Consta na Ação proposta pelo MP que o montante do prejuízo material causado à coletividade, conforme demonstram as notas de empenho acostadas no Inquérito Civil e os cálculos que acompanham a petição, corresponde à quantia R$115.308,20, valor atualizado e com inclusão de juros de mora até 1º de abril de 2017. Propõe o MP que “todos os requeridos devem ser condenados, solidariamente, à devolução do valor correspondente aos prejuízos causados ao erário [...]”.

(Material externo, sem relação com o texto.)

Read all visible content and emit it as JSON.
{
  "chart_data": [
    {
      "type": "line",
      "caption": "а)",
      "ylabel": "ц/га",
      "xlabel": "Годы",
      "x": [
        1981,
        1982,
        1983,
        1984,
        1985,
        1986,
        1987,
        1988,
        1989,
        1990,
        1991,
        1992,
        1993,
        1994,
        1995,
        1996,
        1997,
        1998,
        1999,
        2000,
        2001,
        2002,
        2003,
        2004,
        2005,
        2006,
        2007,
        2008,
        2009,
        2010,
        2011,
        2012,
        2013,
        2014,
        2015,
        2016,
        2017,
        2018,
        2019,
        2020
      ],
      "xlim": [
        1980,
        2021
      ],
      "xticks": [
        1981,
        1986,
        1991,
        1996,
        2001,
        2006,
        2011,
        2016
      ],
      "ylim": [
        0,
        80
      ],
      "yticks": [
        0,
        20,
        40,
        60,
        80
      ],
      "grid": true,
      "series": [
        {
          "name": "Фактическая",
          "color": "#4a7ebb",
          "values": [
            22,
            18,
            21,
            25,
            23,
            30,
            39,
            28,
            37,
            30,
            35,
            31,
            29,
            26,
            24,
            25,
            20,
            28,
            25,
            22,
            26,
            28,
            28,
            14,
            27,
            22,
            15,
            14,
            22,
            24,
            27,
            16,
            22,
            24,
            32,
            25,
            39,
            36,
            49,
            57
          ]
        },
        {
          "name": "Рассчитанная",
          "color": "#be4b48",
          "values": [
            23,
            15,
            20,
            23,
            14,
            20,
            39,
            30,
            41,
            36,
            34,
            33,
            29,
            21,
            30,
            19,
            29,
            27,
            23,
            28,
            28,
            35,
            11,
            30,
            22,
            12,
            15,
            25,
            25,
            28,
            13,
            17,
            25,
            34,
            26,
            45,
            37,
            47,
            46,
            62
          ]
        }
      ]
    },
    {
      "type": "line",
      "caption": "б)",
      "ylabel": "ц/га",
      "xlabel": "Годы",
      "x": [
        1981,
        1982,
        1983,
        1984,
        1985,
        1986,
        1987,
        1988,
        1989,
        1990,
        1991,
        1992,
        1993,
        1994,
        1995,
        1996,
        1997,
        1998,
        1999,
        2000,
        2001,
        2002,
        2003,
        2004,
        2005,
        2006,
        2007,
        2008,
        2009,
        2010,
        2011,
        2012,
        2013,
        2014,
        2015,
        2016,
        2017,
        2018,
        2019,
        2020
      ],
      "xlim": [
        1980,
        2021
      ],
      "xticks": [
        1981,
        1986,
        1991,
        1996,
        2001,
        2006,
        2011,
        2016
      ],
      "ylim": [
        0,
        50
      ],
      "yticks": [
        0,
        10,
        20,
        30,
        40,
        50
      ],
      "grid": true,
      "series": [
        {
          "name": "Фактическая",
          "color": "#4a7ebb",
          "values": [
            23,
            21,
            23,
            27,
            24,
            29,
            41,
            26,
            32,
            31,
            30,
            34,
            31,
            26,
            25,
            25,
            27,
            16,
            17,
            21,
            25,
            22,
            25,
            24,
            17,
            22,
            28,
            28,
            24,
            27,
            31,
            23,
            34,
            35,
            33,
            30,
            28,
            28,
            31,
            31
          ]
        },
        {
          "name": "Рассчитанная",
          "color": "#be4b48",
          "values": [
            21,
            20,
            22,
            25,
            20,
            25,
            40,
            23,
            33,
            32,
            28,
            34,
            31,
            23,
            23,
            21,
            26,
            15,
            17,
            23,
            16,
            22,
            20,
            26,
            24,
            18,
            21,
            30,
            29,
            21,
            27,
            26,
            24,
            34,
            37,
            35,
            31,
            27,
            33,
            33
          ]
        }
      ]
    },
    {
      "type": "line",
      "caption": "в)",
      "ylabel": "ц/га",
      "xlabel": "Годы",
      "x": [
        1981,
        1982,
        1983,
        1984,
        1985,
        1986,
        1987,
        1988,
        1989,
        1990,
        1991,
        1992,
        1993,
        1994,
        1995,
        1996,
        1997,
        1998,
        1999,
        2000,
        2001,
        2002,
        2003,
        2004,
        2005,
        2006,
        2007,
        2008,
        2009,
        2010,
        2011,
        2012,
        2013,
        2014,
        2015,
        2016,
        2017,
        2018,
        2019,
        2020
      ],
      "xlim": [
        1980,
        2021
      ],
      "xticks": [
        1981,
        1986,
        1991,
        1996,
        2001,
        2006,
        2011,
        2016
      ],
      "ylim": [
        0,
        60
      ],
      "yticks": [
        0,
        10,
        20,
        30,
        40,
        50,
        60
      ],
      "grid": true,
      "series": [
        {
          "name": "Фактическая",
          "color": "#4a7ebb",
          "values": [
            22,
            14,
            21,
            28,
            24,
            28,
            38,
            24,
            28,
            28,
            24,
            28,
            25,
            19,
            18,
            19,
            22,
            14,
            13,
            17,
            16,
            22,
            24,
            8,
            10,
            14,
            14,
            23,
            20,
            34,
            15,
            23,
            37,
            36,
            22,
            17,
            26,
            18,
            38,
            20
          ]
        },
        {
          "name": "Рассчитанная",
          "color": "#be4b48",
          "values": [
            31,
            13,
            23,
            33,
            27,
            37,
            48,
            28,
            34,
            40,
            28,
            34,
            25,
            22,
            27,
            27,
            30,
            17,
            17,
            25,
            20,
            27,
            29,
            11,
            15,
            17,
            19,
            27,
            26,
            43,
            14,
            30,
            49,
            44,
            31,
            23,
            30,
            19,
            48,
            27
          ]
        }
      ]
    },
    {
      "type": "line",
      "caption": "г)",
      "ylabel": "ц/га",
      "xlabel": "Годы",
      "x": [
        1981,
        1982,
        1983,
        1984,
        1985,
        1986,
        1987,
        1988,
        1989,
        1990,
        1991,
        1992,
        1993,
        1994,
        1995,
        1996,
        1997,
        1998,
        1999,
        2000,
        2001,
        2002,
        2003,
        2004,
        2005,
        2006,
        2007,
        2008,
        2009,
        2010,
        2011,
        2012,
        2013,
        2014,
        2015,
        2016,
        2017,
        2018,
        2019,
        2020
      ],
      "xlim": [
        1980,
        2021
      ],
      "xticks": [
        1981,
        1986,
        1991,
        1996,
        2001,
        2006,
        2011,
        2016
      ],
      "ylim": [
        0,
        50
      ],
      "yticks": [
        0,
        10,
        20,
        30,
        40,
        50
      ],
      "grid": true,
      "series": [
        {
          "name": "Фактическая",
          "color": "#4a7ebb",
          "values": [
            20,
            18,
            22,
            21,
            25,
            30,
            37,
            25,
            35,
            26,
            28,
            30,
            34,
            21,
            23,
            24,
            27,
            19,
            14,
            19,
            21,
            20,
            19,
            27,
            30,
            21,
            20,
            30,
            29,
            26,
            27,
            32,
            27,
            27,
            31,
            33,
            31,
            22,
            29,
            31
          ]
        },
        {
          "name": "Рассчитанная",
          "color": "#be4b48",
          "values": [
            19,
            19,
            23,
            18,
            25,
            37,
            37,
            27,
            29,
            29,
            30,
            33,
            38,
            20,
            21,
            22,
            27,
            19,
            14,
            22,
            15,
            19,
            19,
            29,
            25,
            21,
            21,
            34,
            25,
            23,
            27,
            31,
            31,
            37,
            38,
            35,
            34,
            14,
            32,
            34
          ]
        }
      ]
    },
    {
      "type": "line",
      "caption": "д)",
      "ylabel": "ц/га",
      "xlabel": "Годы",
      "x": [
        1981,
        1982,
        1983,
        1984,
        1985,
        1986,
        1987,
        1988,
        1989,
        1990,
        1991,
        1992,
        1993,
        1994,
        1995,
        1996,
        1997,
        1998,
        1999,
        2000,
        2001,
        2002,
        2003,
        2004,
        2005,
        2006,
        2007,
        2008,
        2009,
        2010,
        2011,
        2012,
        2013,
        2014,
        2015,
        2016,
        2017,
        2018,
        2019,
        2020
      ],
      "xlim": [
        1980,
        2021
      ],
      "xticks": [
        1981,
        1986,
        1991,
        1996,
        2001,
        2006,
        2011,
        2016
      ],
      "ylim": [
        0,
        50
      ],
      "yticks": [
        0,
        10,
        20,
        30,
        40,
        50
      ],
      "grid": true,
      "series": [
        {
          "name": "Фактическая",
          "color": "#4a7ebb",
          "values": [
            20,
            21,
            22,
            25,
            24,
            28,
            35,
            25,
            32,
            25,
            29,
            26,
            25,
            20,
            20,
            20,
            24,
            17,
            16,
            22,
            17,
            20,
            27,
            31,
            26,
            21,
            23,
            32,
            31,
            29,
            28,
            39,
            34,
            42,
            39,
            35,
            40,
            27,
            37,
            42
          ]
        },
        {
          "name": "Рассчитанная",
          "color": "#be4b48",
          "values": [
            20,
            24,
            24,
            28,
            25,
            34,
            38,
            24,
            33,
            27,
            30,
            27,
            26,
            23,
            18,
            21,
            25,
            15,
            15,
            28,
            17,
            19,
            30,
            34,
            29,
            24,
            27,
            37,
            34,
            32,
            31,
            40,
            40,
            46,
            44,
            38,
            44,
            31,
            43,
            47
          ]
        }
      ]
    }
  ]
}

A decretação da indisponibilidade dos bens imóveis e móveis que os requeridos possuam é para viabilizar a “necessária e esperada recomposição dos danos causados ao erário (R$115.308,20), acrescidos do valor necessário para garantir o futuro pagamento da multa civil [...]”. O valor da multa civil é de até duas vezes o valor do dano (R$230.616,40). Quando se soma esse valor ao valor do prejuízo (R$115.308,20), o total é de R$345.924,60. Por isso o bloqueio de bens é nesse valor.

 

 

Ex-prefeito se manifesta
O CCO ligou para todos os réus citados. No entanto, conseguiu contato apenas com o ex-prefeito, que enviou Nota por e-mail, assinada. O espaço continua aberto pra os demais.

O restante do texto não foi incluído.